Shafilea, who was born in Bradford and dreamed of being a lawyer, was always aware that her parents wanted an arranged marriage for her in Pakistan.

Her father imposed his strict code despite having previously been married to a Danish woman, with whom he had a child and enjoyed drinking and discos. She left him after he married Farzana who was already pregnant.

In her teens Shafilea regularly clashed with her parents over clothing, money and especially boyfriends.

In 2003, after she had run away, they drugged her and put her on a flight to Pakistan, to be married to a man 10 years her elder. But while staying with her grandparents in rural Punjab, she deliberately swallowed bleach. Her throat was so badly damaged that she had to return home, preventing the marriage.

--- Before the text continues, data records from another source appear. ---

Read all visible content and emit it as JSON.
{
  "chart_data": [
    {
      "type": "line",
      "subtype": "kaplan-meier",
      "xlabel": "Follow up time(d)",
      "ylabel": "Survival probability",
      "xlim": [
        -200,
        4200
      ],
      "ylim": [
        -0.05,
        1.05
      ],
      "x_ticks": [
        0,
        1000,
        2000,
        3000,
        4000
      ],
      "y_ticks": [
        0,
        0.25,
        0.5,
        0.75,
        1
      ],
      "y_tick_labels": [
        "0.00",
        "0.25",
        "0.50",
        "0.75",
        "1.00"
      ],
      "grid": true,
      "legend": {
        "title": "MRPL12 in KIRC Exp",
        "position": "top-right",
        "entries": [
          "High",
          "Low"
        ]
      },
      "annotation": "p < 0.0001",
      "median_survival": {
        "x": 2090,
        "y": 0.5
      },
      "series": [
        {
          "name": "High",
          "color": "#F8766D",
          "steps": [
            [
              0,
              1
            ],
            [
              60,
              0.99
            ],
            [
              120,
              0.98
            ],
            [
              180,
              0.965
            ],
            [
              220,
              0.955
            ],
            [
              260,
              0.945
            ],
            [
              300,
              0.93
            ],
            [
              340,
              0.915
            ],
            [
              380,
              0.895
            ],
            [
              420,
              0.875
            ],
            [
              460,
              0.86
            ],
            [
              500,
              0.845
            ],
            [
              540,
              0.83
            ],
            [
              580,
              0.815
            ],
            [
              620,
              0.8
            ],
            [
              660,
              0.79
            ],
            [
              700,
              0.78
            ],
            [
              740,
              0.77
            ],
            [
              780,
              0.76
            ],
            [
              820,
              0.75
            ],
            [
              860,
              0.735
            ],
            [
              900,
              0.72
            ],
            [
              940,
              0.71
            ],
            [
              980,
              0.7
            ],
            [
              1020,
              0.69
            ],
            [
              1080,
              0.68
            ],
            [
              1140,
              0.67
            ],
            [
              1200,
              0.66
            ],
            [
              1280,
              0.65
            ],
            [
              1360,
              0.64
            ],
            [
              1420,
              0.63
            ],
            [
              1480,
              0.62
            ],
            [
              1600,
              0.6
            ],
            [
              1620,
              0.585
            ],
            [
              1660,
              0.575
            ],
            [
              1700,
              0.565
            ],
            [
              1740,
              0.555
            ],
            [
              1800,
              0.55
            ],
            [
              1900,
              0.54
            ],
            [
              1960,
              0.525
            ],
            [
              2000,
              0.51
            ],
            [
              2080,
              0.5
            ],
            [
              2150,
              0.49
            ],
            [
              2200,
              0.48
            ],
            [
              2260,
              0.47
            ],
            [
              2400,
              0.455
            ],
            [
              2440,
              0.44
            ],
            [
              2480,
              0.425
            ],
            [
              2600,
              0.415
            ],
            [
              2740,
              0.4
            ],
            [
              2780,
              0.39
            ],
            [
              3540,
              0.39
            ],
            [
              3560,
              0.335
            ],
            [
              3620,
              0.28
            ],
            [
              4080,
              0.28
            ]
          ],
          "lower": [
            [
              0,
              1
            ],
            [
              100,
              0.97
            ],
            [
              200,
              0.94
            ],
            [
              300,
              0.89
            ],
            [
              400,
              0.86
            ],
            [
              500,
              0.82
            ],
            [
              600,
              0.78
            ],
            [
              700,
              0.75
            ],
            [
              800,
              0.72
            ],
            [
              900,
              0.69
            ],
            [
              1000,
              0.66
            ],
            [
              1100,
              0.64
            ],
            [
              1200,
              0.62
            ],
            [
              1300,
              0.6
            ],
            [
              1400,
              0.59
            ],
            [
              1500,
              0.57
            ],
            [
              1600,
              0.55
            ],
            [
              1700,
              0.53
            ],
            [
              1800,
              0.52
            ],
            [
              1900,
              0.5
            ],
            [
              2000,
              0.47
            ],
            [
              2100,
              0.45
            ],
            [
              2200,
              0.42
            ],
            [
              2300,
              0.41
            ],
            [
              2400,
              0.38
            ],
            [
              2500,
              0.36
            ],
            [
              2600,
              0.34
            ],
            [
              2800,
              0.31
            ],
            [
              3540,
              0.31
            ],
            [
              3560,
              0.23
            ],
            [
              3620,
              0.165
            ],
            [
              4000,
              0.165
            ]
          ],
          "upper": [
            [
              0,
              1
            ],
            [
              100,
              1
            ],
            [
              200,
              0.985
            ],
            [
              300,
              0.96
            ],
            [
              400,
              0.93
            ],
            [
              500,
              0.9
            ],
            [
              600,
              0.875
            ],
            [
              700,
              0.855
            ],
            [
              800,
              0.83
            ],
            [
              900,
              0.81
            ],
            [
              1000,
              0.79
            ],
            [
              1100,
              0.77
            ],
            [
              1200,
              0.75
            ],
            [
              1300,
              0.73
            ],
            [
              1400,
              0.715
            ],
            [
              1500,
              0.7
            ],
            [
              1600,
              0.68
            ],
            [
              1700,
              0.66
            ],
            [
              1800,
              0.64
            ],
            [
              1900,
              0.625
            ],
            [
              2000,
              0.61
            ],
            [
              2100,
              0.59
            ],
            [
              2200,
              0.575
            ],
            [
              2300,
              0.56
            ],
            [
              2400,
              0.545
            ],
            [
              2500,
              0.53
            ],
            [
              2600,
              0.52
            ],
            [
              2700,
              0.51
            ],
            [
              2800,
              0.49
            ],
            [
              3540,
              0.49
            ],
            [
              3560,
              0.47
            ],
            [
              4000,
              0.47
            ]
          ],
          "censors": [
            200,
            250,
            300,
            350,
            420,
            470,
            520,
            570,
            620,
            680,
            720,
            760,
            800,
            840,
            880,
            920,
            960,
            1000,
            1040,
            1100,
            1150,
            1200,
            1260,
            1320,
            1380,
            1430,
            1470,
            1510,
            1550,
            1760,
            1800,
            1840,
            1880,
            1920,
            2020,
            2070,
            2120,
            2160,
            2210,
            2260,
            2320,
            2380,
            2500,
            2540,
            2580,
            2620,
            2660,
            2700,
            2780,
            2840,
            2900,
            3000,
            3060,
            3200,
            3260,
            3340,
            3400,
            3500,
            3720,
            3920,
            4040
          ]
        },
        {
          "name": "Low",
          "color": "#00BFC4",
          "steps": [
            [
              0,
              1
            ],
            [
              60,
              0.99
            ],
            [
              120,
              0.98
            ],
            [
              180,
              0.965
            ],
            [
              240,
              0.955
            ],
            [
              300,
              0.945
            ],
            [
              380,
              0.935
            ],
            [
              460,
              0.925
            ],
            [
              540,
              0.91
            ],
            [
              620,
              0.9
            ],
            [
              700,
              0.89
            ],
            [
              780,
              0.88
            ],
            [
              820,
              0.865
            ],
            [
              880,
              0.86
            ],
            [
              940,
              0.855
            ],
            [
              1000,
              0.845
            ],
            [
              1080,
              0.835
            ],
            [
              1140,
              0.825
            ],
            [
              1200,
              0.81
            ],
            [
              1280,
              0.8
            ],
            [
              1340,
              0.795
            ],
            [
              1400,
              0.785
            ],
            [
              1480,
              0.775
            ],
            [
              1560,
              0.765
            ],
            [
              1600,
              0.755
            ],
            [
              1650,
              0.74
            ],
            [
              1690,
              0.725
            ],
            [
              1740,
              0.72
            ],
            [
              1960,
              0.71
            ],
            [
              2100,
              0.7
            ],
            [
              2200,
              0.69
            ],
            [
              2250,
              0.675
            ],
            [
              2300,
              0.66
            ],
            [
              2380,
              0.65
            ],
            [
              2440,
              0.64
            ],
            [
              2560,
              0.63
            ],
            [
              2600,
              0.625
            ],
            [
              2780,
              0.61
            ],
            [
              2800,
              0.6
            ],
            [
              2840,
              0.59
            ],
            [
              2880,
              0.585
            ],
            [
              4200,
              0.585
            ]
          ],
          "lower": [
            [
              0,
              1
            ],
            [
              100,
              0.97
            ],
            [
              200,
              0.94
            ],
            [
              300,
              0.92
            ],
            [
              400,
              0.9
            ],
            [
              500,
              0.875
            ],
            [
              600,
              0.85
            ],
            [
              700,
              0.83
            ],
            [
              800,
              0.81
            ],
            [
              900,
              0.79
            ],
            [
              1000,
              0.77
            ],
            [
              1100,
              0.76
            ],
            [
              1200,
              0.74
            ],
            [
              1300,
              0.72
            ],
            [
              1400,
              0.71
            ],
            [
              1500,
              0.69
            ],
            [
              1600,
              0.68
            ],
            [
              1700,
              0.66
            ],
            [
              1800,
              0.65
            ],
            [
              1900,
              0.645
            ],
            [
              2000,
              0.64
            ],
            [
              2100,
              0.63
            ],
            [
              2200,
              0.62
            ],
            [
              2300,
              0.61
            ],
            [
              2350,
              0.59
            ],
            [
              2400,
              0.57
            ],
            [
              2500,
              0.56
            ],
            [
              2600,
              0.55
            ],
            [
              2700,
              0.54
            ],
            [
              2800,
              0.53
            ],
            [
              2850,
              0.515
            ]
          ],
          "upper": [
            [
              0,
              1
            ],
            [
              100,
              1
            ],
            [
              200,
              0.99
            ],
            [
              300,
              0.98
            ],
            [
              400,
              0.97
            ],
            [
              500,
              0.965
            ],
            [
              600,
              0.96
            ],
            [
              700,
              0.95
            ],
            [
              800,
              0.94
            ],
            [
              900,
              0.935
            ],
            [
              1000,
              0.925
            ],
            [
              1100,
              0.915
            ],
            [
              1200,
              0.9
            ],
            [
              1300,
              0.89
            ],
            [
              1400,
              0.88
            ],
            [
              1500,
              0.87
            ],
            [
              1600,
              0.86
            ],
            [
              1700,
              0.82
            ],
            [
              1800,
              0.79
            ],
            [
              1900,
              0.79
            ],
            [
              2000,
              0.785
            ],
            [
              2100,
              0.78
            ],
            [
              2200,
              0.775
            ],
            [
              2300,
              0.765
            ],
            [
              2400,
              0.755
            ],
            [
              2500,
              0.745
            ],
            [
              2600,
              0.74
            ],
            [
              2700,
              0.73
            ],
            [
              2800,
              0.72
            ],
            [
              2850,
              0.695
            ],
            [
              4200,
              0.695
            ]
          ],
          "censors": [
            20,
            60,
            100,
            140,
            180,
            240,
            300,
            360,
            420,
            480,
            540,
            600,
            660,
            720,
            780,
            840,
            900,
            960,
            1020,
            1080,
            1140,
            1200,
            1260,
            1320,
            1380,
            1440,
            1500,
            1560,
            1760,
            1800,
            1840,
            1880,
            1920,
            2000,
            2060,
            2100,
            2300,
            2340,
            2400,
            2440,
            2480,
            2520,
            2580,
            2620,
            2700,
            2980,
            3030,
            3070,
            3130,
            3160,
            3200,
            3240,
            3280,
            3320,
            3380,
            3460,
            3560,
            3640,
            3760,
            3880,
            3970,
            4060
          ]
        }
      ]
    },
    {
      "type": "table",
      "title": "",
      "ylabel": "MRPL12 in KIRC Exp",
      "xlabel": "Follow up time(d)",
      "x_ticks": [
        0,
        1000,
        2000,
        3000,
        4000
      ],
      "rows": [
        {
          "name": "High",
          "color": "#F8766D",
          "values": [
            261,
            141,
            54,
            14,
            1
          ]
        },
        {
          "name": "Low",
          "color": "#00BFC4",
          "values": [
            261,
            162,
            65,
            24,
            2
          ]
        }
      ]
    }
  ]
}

Back in Warrington Shafilea was regularly locked in her room, starved and beaten. On September 11 2003, Farzana picked her daughter up from her job. Seeing Shafilea in what she considered indecent clothes, she accused the girl of bringing shame on the family. At home, she pinned Shafilea down and told her husband in Punjabi, "Just finish it here." The other children saw them force a plastic bag into her mouth and choke her to death.

The couple were arrested in December 2003, but when detectives held a public appeal for information, the Ahmeds gatecrashed and protested their innocence.

Finally, in August 2010, police arrested Shafilea's younger sister Alesha on suspicion of organising a robbery at the family home. Alesha, who is now 21, told officers that she had seen her mother and father kill Shafilea. During the trial the couple, with the support of three of their children, maintained their innocence. But after eight weeks, Farzana changed her story, claiming her husband had been behind the attack and she had supported him out of fear.

Shafilea's brother Junyad remained loyal to his parents. The judge said, "I have no doubt that, as the result of the distorted upbringing and values to which you subjected him, he told his surviving sisters within minutes of them seeing Shafilea murdered by you that Shafilea deserved it."